Kelima domain dinilai secara tersendiri baru kemudian dijumlahkan menjadi

skor total 0 sampai 100 dimana “0” adalah paling buruk dan “100” adalah

42
paling baik. Menurut Collins et al yang melakukan studi perbandingan pada

berbagai sistem skoring, KOOS dinilai memenuhi kriteria untuk digunakan

sebagai alat penilaian baik untuk kepentingan klinis maupun penelitian.

(Collins, 2011)

2. American Knee Society Score (AKSS / KSS)

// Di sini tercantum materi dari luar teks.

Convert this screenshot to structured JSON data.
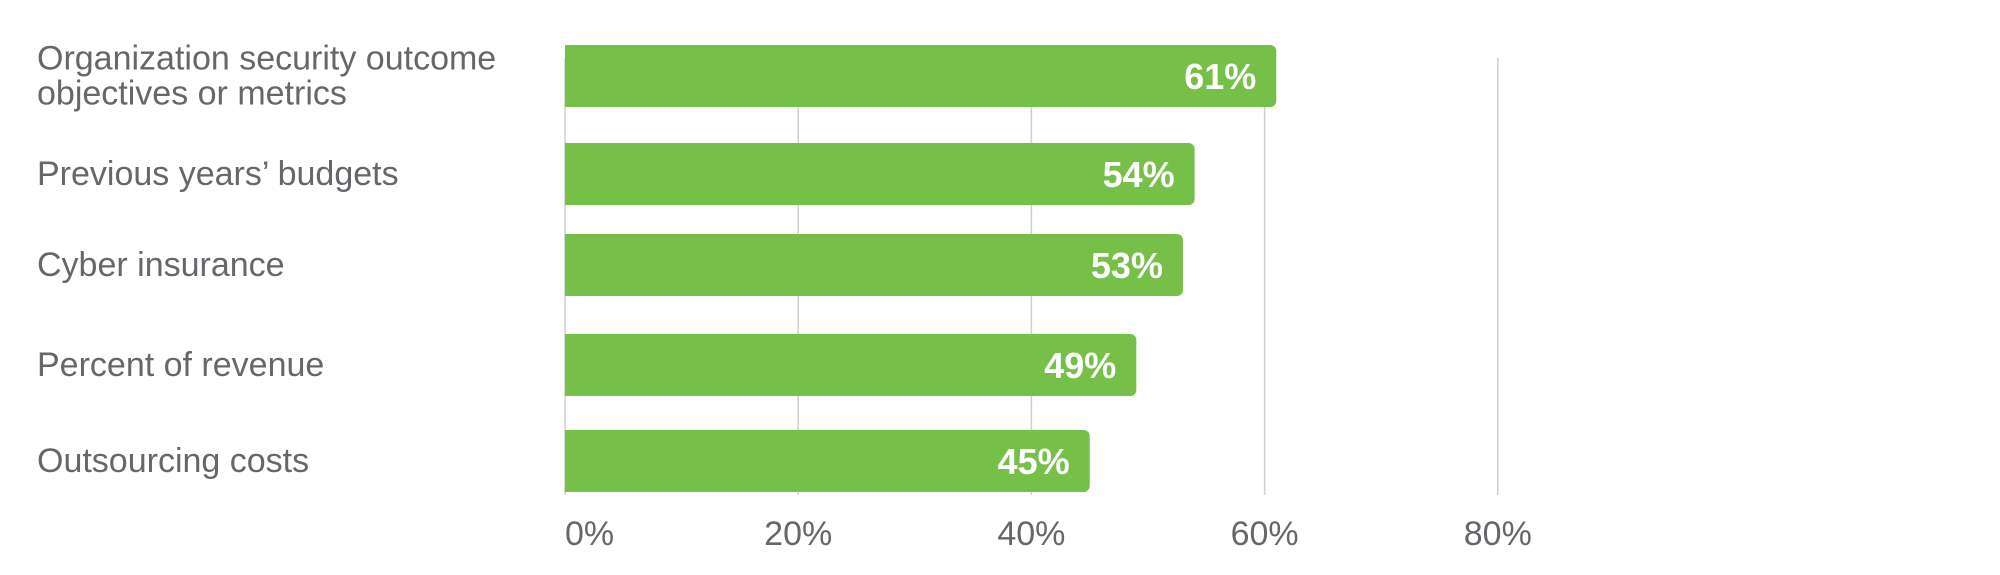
{
  "chart_data": {
    "type": "bar",
    "orientation": "horizontal",
    "categories": [
      [
        "Organization security outcome",
        "objectives or metrics"
      ],
      [
        "Previous years’ budgets"
      ],
      [
        "Cyber insurance"
      ],
      [
        "Percent of revenue"
      ],
      [
        "Outsourcing costs"
      ]
    ],
    "values": [
      61,
      54,
      53,
      49,
      45
    ],
    "data_labels": [
      "61%",
      "54%",
      "53%",
      "49%",
      "45%"
    ],
    "xticks": [
      0,
      20,
      40,
      60,
      80
    ],
    "xtick_labels": [
      "0%",
      "20%",
      "40%",
      "60%",
      "80%"
    ],
    "xlim": [
      0,
      80
    ],
    "grid": true,
    "bar_color": "#76c04a",
    "text_color": "#66676b",
    "label_color": "#ffffff"
  }
}
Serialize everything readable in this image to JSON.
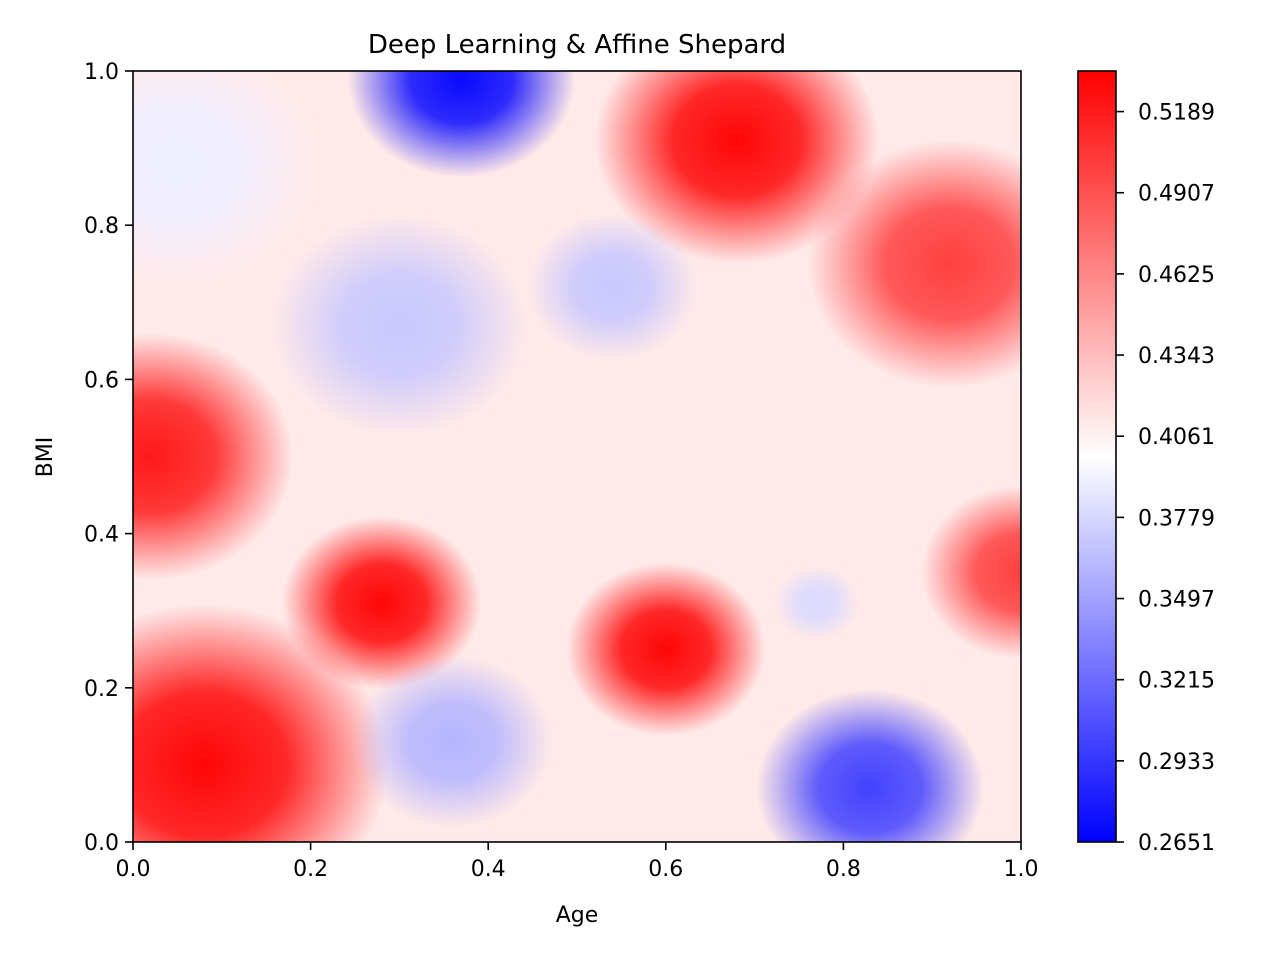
{
  "chart_data": {
    "type": "heatmap",
    "title": "Deep Learning & Affine Shepard",
    "xlabel": "Age",
    "ylabel": "BMI",
    "xlim": [
      0.0,
      1.0
    ],
    "ylim": [
      0.0,
      1.0
    ],
    "x_ticks": [
      "0.0",
      "0.2",
      "0.4",
      "0.6",
      "0.8",
      "1.0"
    ],
    "y_ticks": [
      "0.0",
      "0.2",
      "0.4",
      "0.6",
      "0.8",
      "1.0"
    ],
    "colormap": "bwr",
    "colormap_colors": [
      "#0000ff",
      "#ffffff",
      "#ff0000"
    ],
    "colorbar": {
      "range": [
        0.2651,
        0.533
      ],
      "tick_values": [
        0.2651,
        0.2933,
        0.3215,
        0.3497,
        0.3779,
        0.4061,
        0.4343,
        0.4625,
        0.4907,
        0.5189
      ],
      "tick_labels": [
        "0.2651",
        "0.2933",
        "0.3215",
        "0.3497",
        "0.3779",
        "0.4061",
        "0.4343",
        "0.4625",
        "0.4907",
        "0.5189"
      ]
    },
    "grid": false,
    "field_features": [
      {
        "x": 0.08,
        "y": 0.1,
        "value": 0.53,
        "spread": 0.13,
        "description": "red peak bottom-left"
      },
      {
        "x": 0.02,
        "y": 0.5,
        "value": 0.52,
        "spread": 0.1,
        "description": "red peak left edge"
      },
      {
        "x": 0.28,
        "y": 0.31,
        "value": 0.53,
        "spread": 0.07,
        "description": "red peak lower-left-center"
      },
      {
        "x": 0.6,
        "y": 0.25,
        "value": 0.53,
        "spread": 0.07,
        "description": "red peak lower-center"
      },
      {
        "x": 0.68,
        "y": 0.91,
        "value": 0.53,
        "spread": 0.1,
        "description": "red peak top-center-right"
      },
      {
        "x": 0.92,
        "y": 0.75,
        "value": 0.5,
        "spread": 0.1,
        "description": "red region right"
      },
      {
        "x": 1.0,
        "y": 0.35,
        "value": 0.5,
        "spread": 0.07,
        "description": "red region right edge"
      },
      {
        "x": 0.37,
        "y": 0.99,
        "value": 0.27,
        "spread": 0.08,
        "description": "blue peak top"
      },
      {
        "x": 0.83,
        "y": 0.07,
        "value": 0.3,
        "spread": 0.08,
        "description": "blue peak bottom-right"
      },
      {
        "x": 0.36,
        "y": 0.13,
        "value": 0.36,
        "spread": 0.07,
        "description": "blue region bottom-center"
      },
      {
        "x": 0.3,
        "y": 0.67,
        "value": 0.37,
        "spread": 0.09,
        "description": "blue region center-left"
      },
      {
        "x": 0.54,
        "y": 0.72,
        "value": 0.37,
        "spread": 0.06,
        "description": "blue region center"
      },
      {
        "x": 0.77,
        "y": 0.31,
        "value": 0.38,
        "spread": 0.03,
        "description": "small blue spot"
      },
      {
        "x": 0.05,
        "y": 0.88,
        "value": 0.39,
        "spread": 0.1,
        "description": "pale blue top-left"
      }
    ]
  }
}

Diperkenalkan tahun 1989, kuesioner ini bersifat oberver-administered yang

berisi dua komponen yaitu yang pertama adalah penilaian lutut secara klinis

dan yang kedua adalah penilaian fungsional dilihat dari performa pasien

keseluruhan. Tujuan pembagian kedua kompnen adalah untuk membuat

penilaian klinis lutut lebih independen dan tidak terpengaruh oleh penilaian

fungsional yang bisa berubah karena komorbiditas dan usia yang makin

lanjut. Penilaian klinis lutut dilakukan melalui pemeriksaan fisik yang

meliputi: nyeri, stabilitas, dan gerakan sendi. Penilaian fungsional

mengevaluasi kemampuan pasien dalam berjalan serta menaiki dan menuruni

tangga. Studi penilaian AKSS pada tahun 2012 oleh Martimbianco et al

menunjukkan bahwa AKSS adalah alat yang berguna dan reliable untuk

menilai individual dengan OA lutut yang sudah menjalani Opening wedge

HTO.

3. Modified Hospital for Special Surgery Knee Scoring (HSS)

Diperkenalkan pertama kali oleh Dr. Insall pada tahun 1993, skor ini meliputi

penilaian objektif berdasarkan parameter klinis dan fungsional.Terdiri dari

maksimal 100 poin yang menandakan fungsi maksimal dari lutut.